Why are they the worst? Without directly refuting your comment, it's hard to believe that Apple hired the worst programmers at your company, without knowing why you think they are worst.
they have to invent new things every year or a complex negative feedback starts because people, analyst and ultimately stock holder won't accept that an iphone iteration is just a little faster and has more battery
I agree that it is stupid that they have to deliver new things every year or they get negative feedback, but that doesn't mean they should deliver features that make their products worse or that QA should quit doing their job. Apple is a company with many many billions of dollars in the bank. There is no excuse for this. If their QA sucks, fire them all and hire 10,000+ new QA staff. They easily have the money to do that. If they pay all the new QA staff $100,000 each, then that's only $1 bn for the new staff and they'd probably pay a fair bit less to let the existing staff go. Apple has more than $250 bn in cash reserves right now. They can easily afford to do that. In fact, I think that probably should hire a few thousand new QA staff, firing the existing staff should be up to their discretion, but not hiring significantly more when it's clear that they have a QA problem, for a company with so much money, is not acceptable.
they have cash reserves but still they issued corporate debt in the US indicating that they're financially savvy AND they don't have free access to their overseas cash hoard. So hiring within US and spending 1bn will cost them a lot more. And if they leverage debt using their overseas cash...well that'd be another pandora's box as they're so big they'll probably move the prices of the entire industry along with every US corporation with funds outside the states...
Hiring more QA staff doesn’t mean more bugs will be fixed if the bottleneck is engineering output and deadline-driven features. The latter might be better fixed with a re-org.
That’s one explanation but if one company has the resources to innovate and keep up quality control it’s Apple. Especially since they have such a limited number of device models to support. I just hope this is a bad year and not an inflection point.
As usual with large vendors nowadays, we are the QA department. From an in-house perspective, QA is a cost center.

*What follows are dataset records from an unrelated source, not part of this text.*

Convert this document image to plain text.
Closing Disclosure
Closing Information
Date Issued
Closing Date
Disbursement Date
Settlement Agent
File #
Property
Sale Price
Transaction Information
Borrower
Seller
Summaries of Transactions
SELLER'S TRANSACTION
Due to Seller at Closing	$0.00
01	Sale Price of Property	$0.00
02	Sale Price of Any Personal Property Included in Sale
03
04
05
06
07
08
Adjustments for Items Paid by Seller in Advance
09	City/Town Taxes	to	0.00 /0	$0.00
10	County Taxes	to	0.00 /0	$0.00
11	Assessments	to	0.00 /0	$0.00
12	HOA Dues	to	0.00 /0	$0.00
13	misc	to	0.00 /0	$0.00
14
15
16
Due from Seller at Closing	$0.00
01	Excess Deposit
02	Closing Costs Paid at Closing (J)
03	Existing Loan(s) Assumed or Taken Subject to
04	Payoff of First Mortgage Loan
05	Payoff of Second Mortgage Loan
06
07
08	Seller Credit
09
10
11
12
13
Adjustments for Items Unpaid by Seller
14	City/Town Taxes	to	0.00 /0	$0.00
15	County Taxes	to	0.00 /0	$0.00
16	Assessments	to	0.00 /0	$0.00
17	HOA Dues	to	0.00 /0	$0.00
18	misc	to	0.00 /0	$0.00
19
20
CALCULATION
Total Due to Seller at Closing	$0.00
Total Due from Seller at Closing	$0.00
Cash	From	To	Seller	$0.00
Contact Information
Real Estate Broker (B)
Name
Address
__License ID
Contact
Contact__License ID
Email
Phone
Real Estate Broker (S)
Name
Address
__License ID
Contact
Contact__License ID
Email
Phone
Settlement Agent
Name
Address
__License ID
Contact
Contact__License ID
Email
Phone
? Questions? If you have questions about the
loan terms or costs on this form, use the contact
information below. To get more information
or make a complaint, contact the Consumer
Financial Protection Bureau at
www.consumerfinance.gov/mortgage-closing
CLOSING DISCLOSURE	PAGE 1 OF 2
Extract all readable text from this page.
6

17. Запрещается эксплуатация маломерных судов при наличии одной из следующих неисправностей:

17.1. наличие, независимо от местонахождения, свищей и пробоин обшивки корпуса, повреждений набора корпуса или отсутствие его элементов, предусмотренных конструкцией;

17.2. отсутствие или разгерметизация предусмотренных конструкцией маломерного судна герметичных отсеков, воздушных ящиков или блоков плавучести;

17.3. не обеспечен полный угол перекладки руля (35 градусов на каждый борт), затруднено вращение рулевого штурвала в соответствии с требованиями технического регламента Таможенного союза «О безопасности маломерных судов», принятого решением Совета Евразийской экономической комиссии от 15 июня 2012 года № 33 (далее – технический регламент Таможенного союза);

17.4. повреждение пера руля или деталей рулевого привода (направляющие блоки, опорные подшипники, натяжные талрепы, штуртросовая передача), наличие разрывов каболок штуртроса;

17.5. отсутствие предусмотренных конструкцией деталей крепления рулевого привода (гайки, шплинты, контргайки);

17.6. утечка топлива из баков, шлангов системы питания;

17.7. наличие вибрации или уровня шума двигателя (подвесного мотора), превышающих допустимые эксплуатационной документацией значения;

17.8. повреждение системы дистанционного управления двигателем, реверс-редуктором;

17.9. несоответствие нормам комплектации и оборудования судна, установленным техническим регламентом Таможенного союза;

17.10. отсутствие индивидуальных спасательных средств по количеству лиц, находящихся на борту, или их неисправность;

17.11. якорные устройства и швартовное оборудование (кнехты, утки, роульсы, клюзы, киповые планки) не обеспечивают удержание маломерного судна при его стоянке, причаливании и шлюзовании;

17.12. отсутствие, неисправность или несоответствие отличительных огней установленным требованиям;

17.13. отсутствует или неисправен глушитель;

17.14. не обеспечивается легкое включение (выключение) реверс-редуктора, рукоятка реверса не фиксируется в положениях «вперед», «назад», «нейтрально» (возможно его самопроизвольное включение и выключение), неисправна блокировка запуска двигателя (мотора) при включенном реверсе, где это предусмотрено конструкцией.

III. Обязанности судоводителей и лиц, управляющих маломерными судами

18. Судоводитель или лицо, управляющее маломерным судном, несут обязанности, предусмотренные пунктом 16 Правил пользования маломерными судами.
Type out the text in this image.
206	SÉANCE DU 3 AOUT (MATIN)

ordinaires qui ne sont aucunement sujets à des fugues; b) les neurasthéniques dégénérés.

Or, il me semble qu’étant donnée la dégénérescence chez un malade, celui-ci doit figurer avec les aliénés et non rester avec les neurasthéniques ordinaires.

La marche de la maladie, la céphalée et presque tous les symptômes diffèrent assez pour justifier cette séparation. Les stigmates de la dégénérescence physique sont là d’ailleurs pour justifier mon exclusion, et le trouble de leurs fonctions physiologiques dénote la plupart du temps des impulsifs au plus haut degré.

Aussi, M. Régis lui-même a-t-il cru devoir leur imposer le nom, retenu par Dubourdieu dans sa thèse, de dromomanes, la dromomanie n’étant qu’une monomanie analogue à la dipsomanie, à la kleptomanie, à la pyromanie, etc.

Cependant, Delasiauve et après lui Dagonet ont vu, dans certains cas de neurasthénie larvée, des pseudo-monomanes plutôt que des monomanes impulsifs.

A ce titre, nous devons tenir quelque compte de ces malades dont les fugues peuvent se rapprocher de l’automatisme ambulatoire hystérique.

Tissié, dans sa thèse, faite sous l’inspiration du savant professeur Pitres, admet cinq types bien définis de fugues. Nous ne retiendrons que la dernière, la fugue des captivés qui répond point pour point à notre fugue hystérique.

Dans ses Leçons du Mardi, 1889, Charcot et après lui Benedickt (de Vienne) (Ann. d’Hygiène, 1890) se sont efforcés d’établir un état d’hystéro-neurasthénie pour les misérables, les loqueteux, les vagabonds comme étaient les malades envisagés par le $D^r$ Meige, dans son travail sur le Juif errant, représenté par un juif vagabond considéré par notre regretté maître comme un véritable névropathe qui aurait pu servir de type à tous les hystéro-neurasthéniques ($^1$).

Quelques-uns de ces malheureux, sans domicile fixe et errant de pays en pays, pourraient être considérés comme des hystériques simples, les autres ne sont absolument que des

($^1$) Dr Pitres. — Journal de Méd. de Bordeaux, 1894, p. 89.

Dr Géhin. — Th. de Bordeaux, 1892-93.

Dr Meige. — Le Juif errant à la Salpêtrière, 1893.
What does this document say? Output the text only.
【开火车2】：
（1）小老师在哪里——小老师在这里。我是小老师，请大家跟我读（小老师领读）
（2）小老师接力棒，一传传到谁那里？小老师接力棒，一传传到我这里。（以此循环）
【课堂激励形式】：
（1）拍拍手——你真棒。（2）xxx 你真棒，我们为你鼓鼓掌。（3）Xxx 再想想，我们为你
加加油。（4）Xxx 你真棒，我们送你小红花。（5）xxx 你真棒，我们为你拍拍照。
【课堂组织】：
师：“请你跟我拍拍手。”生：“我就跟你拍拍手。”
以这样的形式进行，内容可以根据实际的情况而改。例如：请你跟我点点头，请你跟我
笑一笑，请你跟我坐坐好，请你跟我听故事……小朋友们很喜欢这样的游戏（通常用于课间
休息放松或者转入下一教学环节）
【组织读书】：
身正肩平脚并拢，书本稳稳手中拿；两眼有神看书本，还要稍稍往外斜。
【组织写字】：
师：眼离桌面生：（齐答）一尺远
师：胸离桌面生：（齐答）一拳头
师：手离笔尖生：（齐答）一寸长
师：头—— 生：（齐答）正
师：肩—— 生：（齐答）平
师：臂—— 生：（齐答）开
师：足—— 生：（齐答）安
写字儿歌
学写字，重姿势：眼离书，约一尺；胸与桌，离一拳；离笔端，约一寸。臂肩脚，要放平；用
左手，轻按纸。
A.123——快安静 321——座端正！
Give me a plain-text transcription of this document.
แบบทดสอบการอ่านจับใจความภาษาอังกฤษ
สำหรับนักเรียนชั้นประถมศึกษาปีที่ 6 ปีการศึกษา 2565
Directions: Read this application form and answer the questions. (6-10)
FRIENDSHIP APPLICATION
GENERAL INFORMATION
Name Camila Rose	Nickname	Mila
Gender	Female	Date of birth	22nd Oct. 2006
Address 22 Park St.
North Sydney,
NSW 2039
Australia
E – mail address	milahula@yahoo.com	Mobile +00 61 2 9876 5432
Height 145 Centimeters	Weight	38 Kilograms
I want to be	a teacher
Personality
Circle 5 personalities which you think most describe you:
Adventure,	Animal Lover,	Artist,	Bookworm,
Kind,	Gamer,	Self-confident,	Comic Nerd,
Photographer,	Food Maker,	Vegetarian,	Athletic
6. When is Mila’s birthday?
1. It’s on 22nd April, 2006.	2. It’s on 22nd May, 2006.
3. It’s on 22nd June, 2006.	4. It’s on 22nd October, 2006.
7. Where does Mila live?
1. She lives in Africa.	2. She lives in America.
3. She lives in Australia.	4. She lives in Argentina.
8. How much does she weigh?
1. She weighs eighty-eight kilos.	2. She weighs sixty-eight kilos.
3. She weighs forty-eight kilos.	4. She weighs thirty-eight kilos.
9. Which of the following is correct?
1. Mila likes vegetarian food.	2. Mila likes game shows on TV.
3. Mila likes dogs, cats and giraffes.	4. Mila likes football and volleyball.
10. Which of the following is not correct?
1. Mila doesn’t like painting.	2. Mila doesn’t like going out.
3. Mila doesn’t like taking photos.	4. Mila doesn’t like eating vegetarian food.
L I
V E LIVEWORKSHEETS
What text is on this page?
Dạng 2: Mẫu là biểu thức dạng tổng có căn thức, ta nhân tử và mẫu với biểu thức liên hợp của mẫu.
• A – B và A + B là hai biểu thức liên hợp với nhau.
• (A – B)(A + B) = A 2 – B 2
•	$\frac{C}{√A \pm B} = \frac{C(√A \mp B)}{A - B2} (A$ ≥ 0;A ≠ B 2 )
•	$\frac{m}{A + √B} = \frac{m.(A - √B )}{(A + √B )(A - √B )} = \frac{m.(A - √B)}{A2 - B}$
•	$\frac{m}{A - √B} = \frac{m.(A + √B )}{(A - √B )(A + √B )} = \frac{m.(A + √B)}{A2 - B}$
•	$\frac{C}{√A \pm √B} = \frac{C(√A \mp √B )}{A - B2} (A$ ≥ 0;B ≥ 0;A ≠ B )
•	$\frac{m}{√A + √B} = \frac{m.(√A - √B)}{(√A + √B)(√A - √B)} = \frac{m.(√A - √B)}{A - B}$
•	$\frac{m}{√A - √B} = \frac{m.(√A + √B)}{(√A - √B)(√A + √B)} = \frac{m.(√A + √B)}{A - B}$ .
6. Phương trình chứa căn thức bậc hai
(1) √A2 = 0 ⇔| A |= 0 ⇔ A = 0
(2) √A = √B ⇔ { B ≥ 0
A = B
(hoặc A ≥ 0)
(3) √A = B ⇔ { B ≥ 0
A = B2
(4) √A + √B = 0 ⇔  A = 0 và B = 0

As far as upper management is concerned, it literally doesn't earn its keep... especially when consumers have shown they're willing to overlook and forgive one gigantic blunder after another.
It's not a matter of one department, it's a matter of culture which starts from the top. Jobs insisted on perfection, and that permeated the entire organisation. Cook is satisfied with gimmicks and is contented to just coast on the reputation Jobs earned. He just doesn't have the personal stake Jobs had, he's a manager not a leader. Just like the iconic HP was never the same once Fiorina took over.